There was the parting with my uncle, who laid a strong hand on my shoulder and lapsed into the speech of the country as he said, “I need not tell thee to set thy teeth and hang on through the first few years, lad. Thy father played out a losing game only too staunchly; and it’s stey work at the beginning. I mind when I started the mill—but that’s an old story. It’s the man who can grin and bear it, coming up smiling after each fall, who wins in the end. And thou hast all the world before thee. Still, remember there are staunch friends behind thee here in Lancashire.” 26
I think his fingers shook a little, but Martin Lorimer was not addicted to much display of sentiment, and with a cough he hurried away; though I remember that the old cashier, who had served him since he started, putting a sealed envelope in my hand, said:
“It’s a draft for one hundred pounds on the Bank of Montreal, and it’s a secret; but I’m not debiting the estate with it. Thou’rt a gradely fool for thy trouble, Ralph Lorimer. But I knew thy father, and, like him, thou mun go thy own way. Well, maybe it’s for the best; and good luck go with thee.”

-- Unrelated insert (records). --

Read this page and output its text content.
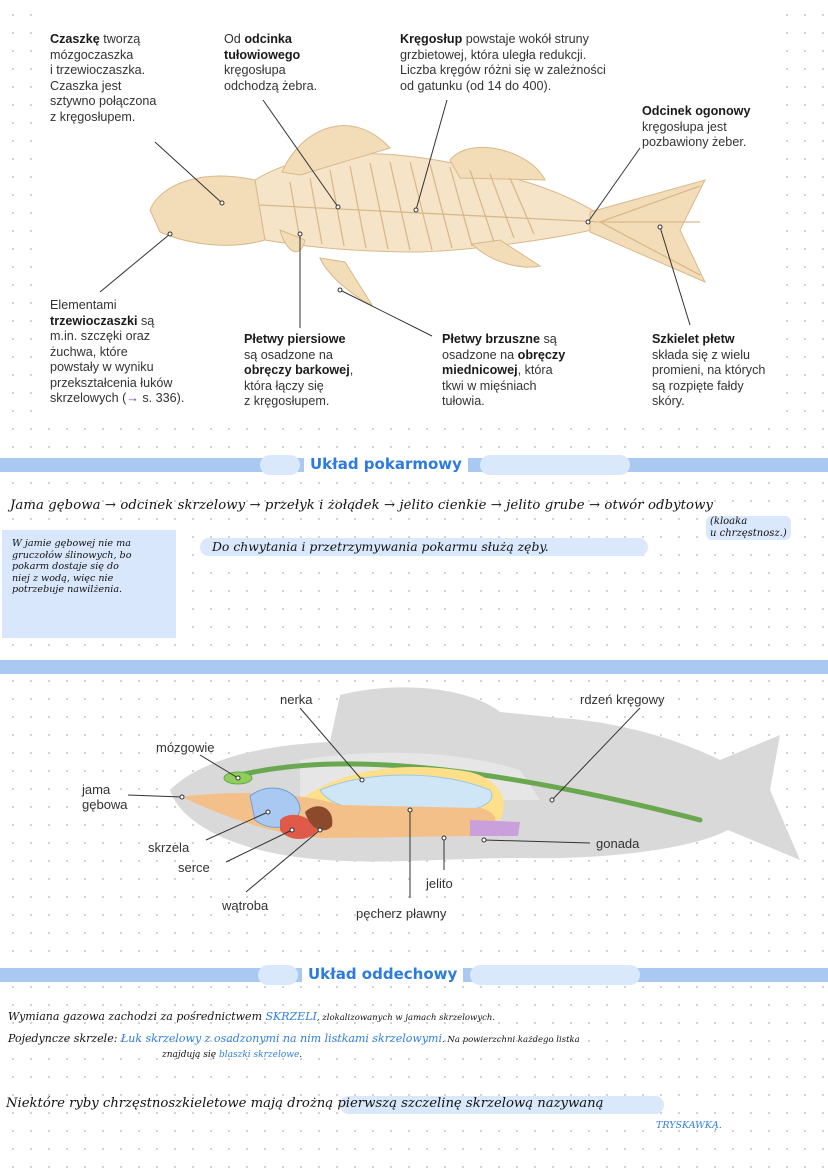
Czaszkę tworzą
mózgoczaszka
i trzewioczaszka.
Czaszka jest
sztywno połączona
z kręgosłupem.
Od odcinka
tułowiowego
kręgosłupa
odchodzą żebra.
Kręgosłup powstaje wokół struny
grzbietowej, która uległa redukcji.
Liczba kręgów różni się w zależności
od gatunku (od 14 do 400).
Odcinek ogonowy
kręgosłupa jest
pozbawiony żeber.
Elementami
trzewioczaszki są
m.in. szczęki oraz
żuchwa, które
powstały w wyniku
przekształcenia łuków
skrzelowych (→ s. 336).
Płetwy piersiowe
są osadzone na
obręczy barkowej,
która łączy się
z kręgosłupem.
Płetwy brzuszne są
osadzone na obręczy
miednicowej, która
tkwi w mięśniach
tułowia.
Szkielet płetw
składa się z wielu
promieni, na których
są rozpięte fałdy
skóry.
Układ pokarmowy
Jama gębowa → odcinek skrzelowy → przełyk i żołądek → jelito cienkie → jelito grube → otwór odbytowy
(kloaka
u chrzęstnosz.)
W jamie gębowej nie ma
gruczołów ślinowych, bo
pokarm dostaje się do
niej z wodą, więc nie
potrzebuje nawilżenia.
Do chwytania i przetrzymywania pokarmu służą zęby.
nerka	rdzeń kręgowy
mózgowie
jama
gębowa
skrzela
serce
gonada
jelito
wątroba
pęcherz pławny
Układ oddechowy
Wymiana gazowa zachodzi za pośrednictwem SKRZELI, zlokalizowanych w jamach skrzelowych.
Pojedyncze skrzele: Łuk skrzelowy z osadzonymi na nim listkami skrzelowymi. Na powierzchni każdego listka
znajdują się blaszki skrzelowe.
Niektóre ryby chrzęstnoszkieletowe mają drożną pierwszą szczelinę skrzelową nazywaną
TRYSKAWKĄ.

Next came my farewell from cousin Alice, who blushed as, laying before me a fine Winchester repeating rifle, which must have cost her some trouble to obtain in England then, she said:
“It’s only a little keepsake, but I thought you would like it—and you will remember your cousin when you use it. Ralph, you have chosen to work out your own destiny, and for many a night your uncle fumed over it until at last he said that the child who fought for scraps in the gutter grew to be worth any two of the spoon-fed. You know how fond he is of forcible simile, and he frowned when I suggested that Canada was not a gutter. Still, it is too late to consider whether you did well, and I ask, as a last favor, if you are ever unfortunate, if only for the sake of old times, you will let us know. And now I wish you all prosperity. Good-bye, Ralph dear, and God bless you.”